If you've worked for many years and are reaching the age when many of your peers are gearing up to retire, then you may be thinking about that milestone as well. But retiring requires careful planning, and if you rush in too quickly, you could wind up very unhappy once your career comes to a close. Here are a few important points about retirement you need to know.
1. Social Security won't cover your expenses in full
Many seniors assume that once they start collecting Social Security, those benefits will suffice in covering the bulk of their bills. But unless you're planning to live an extremely frugal lifestyle, that may be far from the case.
If you're an average earner, your Social Security benefits will replace roughly 40% of your wages. But can you really survive a 60% pay cut? Probably not. Most seniors, in fact, need more like 70% to 80% of their previous wages to enjoy a decent standard of living, so if you're hoping for the same, you'll need savings outside of those benefits.
2. You'll face many out-of-pocket costs under Medicare
A lot of people assume that once they're eligible to enroll in Medicare, their out-of-pocket healthcare expenses will be minimal. Not so. In addition to premiums for Medicare Parts B and D, or premiums for a Medicare Advantage plan if you choose it as an alternative to original Medicare, you'll need to grapple with copays, coinsurance, and services Medicare won't even cover in the first place, like dental care. If you opt for original Medicare, you may also need to pay for supplemental insurance, or Medigap. As such, be sure to budget heartily for healthcare so you don't run into financial issues.
3. Your savings may run out if you withdraw from them too aggressively
Ideally, you'll kick off retirement with a healthy sum of money in your 401(k) or IRA (especially since, as just mentioned, you'll need income outside of Social Security to live comfortably). But if you're not careful about taking withdrawals from that plan, you could end up depleting your savings prematurely.

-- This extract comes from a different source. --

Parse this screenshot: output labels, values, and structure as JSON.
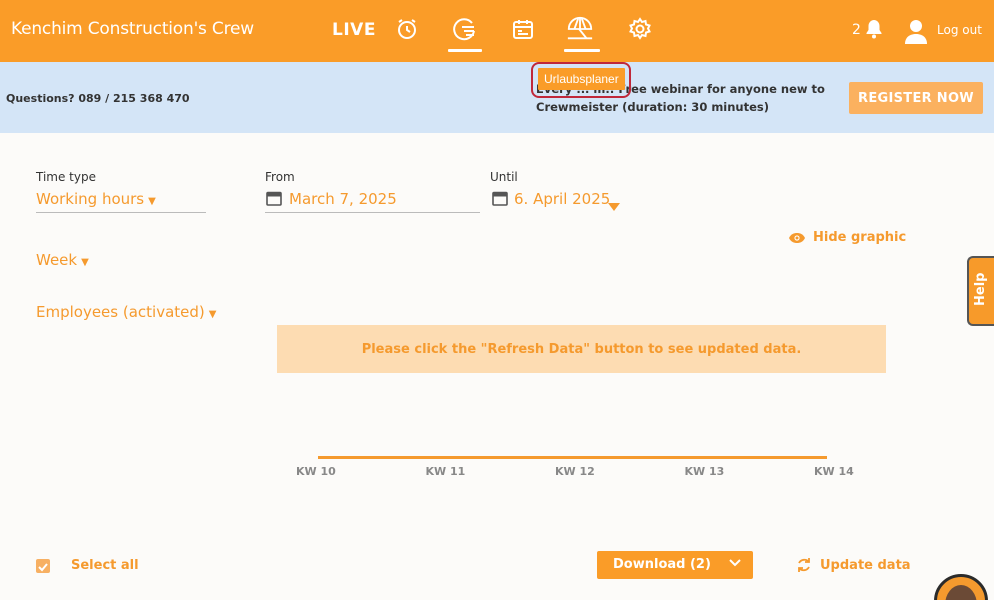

Many financial experts advise following the 4% rule when it comes to withdrawals, which means you'd remove 4% of your savings balance your first year of retirement and then adjust subsequent withdrawals for inflation after that. Doing so should, in theory, help your savings last 30 years (though that's certainly not guaranteed). While a 4% withdrawal rate might work for you if you retire in your mid-60s and have a healthy mix of stocks and bonds in your retirement portfolio, if you're retiring at a younger age and are maintaining a more conservative investment mix, you may need to start with a smaller withdrawal rate -- say, 2% or 2.5%. If you withdraw from your savings too aggressively, they may not be there for you when you need them.
Plan now, enjoy later
Many seniors go into retirement blindly and end up struggling financially because of it. Before you pull the trigger on retirement, think about what your expenses will look like and make sure the income you anticipate is enough to cover them. You may need to delay retirement a bit to save more money or give yourself the option to grow your Social Security benefits to avoid cash flow problems as a senior, so definitely run those numbers before calling it quits on the work front.